A Geologist in Italy was looking at a stack of rocks that spanned the end of the Cretaceous and the beginning of the Tertiary periods. He noticed a layer of an unusual mineral and it turned out to have a very high concentration of iridium. Iridium is rare on earth and it’s only formed in extreme pressures and temps.  When it was proposed that a meteor wiped out the dinosaurs, many geologists laughed. They aren’t laughing now. The crater was found deep under the Gulf of Mexico mud, and it’s been dated to exactly 65 million years old. The iridium shows up across the planet in rocks 65 million years old. There is now a growing body of independent evidence that something rocked our world 65.5 million years ago. (+/- 300k years)From NASA

The end of the dinosaurs allowed a little species called Mammals to thrive, and thrive they have, Humans now inhabit every corner of this planet and have controlled it’s rivers, changed it’s atmosphere markedly, by doubling the Methane and and increasing the Carbon Dioxide significantly in just 200 years. Just a blink of the eye in Geologic time. Cities and agriculture have increased the erosion rates dramatically. The oceans are now noticeably more acidic, and most of all there seems to be another mass extinction underway. We know for certain what is causing this 6th great extinction.  One of those Mammals that thrived after the “Terrible Lizards” were wiped out. It’s Homo Sapiens Sapiens. US.

Elizabeth Kolbert has a superb article in the New Yorker about this great extinction. It’s long, but you should really read it. Just this week, many caves here in the Southeast have been closed. They are trying to stop White Nose Syndrome. It’s killing bats rapidly. Just like the frogs, they are disappearing. Kolbert explains it well. If you read one long article this month-make it this one.

Bats with White Nose Syndrome. Ctsy Al Hicks NY Dept. Env. Conservation

White Nose Syndrome in Bats - Courtesy Al Hicks NY Dept. Env. Con.

The question is this. Will Geologists of the far future look at the rocks of earth from our time, and say, “something changed there”. The answer seems to be a resounding yes. If so, where do you draw the line? Most of man’s affect on Earth starts showing up at the beginning of the industrial revolution.

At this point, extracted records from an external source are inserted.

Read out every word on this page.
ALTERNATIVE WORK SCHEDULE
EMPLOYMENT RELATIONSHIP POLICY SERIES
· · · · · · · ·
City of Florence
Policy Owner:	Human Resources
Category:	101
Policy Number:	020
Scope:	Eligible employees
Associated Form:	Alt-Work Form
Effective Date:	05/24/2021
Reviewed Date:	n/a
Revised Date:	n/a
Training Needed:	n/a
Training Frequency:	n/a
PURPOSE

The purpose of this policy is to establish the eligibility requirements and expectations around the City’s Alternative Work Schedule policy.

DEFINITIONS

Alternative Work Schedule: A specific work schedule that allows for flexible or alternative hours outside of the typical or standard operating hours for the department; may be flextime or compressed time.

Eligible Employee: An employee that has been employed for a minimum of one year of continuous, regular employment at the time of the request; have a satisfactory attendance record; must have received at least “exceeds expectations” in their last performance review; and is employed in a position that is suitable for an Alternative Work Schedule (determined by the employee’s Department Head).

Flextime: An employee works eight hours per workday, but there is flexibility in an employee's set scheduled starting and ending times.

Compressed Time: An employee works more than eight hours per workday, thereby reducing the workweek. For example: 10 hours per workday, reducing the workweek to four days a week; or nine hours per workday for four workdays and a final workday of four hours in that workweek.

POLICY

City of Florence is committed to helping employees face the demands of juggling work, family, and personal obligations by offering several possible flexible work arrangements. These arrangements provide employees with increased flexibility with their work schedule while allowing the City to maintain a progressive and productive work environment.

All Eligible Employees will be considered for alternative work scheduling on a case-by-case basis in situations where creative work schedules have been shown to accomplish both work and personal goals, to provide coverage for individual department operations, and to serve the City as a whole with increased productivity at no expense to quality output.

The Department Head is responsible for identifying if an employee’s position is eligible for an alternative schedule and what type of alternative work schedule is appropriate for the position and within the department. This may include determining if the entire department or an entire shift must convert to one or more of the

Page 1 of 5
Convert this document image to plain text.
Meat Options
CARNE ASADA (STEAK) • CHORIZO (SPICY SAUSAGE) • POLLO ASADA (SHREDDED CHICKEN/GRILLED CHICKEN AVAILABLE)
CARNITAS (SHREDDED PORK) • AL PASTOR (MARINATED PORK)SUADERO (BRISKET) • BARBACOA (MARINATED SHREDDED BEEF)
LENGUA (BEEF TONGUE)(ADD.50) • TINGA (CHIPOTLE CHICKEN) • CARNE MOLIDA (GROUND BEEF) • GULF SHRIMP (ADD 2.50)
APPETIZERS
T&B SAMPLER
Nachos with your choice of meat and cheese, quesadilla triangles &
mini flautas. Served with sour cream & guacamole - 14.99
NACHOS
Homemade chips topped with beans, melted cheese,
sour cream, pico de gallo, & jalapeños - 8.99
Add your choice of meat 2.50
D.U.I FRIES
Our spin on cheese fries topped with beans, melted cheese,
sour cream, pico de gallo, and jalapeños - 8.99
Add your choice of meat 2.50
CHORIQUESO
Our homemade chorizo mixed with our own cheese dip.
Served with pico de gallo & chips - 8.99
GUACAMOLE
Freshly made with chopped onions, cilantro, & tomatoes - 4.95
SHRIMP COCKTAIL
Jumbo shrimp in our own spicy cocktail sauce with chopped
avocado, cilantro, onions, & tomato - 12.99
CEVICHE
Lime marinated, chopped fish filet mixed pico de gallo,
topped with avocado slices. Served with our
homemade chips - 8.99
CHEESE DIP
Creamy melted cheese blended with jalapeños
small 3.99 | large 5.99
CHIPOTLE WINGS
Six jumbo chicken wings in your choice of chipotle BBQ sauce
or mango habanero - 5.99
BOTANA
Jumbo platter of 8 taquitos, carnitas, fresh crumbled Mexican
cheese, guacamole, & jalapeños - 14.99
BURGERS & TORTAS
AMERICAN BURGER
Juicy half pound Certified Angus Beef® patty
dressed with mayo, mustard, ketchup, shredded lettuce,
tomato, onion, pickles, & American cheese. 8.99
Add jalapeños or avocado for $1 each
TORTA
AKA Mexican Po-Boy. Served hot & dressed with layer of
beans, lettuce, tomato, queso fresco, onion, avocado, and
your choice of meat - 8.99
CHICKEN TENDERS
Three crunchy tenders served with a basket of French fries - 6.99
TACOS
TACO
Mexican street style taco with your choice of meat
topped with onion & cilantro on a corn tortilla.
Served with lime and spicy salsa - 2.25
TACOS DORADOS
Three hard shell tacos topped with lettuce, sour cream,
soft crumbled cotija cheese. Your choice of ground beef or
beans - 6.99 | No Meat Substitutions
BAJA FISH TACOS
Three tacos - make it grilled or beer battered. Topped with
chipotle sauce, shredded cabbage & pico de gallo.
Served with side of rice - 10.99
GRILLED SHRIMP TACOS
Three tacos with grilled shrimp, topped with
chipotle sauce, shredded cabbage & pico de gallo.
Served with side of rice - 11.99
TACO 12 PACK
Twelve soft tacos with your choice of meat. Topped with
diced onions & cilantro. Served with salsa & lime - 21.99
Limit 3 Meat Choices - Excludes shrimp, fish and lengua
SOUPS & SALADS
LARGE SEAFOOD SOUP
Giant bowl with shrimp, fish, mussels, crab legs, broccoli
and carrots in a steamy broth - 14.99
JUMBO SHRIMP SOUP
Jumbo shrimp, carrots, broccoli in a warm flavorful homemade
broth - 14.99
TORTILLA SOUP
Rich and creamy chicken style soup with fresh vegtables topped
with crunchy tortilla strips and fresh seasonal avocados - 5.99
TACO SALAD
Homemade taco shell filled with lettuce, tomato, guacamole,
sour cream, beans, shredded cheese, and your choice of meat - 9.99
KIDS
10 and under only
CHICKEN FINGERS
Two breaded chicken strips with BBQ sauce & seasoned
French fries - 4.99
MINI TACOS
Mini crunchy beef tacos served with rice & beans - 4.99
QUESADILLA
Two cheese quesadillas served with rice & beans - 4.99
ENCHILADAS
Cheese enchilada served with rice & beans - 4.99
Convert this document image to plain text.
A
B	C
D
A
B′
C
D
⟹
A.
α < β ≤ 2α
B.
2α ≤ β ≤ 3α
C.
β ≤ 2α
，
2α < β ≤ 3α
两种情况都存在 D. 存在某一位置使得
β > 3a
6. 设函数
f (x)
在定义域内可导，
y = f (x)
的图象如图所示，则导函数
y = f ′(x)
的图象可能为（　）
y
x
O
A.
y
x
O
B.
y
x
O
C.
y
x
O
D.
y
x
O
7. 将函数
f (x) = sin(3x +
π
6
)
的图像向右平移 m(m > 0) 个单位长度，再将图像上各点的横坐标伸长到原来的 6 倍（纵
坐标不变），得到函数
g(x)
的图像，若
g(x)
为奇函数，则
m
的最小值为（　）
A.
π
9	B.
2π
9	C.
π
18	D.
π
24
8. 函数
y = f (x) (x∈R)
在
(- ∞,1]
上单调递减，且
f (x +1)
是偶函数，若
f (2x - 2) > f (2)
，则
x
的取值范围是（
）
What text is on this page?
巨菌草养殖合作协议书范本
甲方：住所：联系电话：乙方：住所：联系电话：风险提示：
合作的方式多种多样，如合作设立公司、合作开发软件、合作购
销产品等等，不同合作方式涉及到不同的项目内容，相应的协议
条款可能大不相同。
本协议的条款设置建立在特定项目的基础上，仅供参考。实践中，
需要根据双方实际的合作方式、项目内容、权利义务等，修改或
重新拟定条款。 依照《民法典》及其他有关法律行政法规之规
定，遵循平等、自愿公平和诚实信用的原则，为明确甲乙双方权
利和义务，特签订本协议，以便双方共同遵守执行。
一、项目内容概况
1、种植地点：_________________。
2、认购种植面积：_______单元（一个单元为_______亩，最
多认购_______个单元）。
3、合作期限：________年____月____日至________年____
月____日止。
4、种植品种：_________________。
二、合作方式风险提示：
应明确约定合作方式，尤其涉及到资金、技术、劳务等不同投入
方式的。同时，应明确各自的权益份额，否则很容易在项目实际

In a paper published last year a group of Geologists, led by Jan Zalasiewic, supported strongly the idea, put forth in 2000 by Nobel Prize winner Paul Crutzen, that we are no longer living in the Holocene. The Holocene began 11,000 years ago, when we finished coming out of the last ice age (Pleistocene). Crutzen calls this new period the Anthropocene. Andy Revkin of the New York Times (He write an excellent blog), first suggested something similar called the Anthrocene as early as 1992.

At the end of the Permian, 96% of all marine species died off. 70% of land vertebrates like us. I can’t help but wonder what the Anthropocence will bring. Unlike the other 5 extinctions, this one is in our hands.

Sources: 1. Unweaving the Rainbow- Richard Dawkins (Imagining deep time) 2. The 6th Great Extinction Eliz. Kolbert- New Yorker May 25, 2009. 3.   Are We Now Living in the Anthropocene Jan Zalasiewic et.al GSA Today Feb. 2008. Evolution of the Earth by Dott and Prothero. NASA and NY Dep. Cons. for images. International Commision on Stratigraphy (ICS). wiki article on Anthropocene and Paul Crutzen.